Besides LAB’s lack of interest, there was another force working against the cyclist who wanted to go for a leisurely bike ride. Lance Armstrong. Armstrong made the American public think that the non smiling cyclists dressed in lycra taking the lane were on some kind of important mission, a “training ride”. And that any other kind of cycle trip was frivolous, not to be regarded as important. Glorified like a king, and seen as the face of cycling, Lance had achieved his fame and fortune from the same road their cars were using, why then should anything have to change to make it easier for all these cyclists doing their non essential jaunts?

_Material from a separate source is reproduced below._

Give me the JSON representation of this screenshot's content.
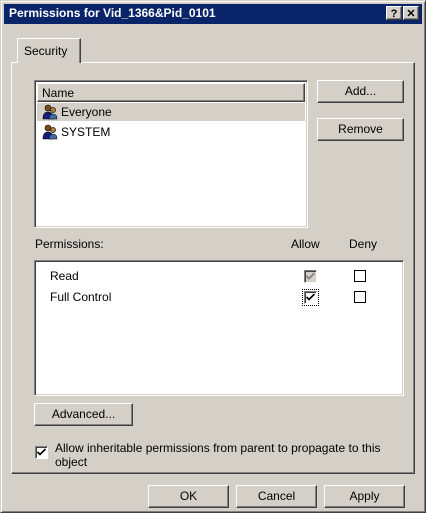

Well now that Lance has gone away and the folly of the Forester method is now being seen for what it was, the National Bicycle Greenway is now poised to become a force too impossible to ignore.
Having lived in both Palo Alto for a decade and Davis where the bike lane was first introduced to America, I have observed the part infrastructure, local politics and one man’s strong personality have played in shaping how and where we ride our bicycles. In making the National Bicycle Greenway real, as its director, I have moved to Indianapolis where Carl Fisher ran the Linclon Highway movement that connected the coasts with its first car highway. And where Ray Irvin turned a dying rust belt city into the Greenway Capital of America!! Sure seems like a formula for no doubt about it NBG success!!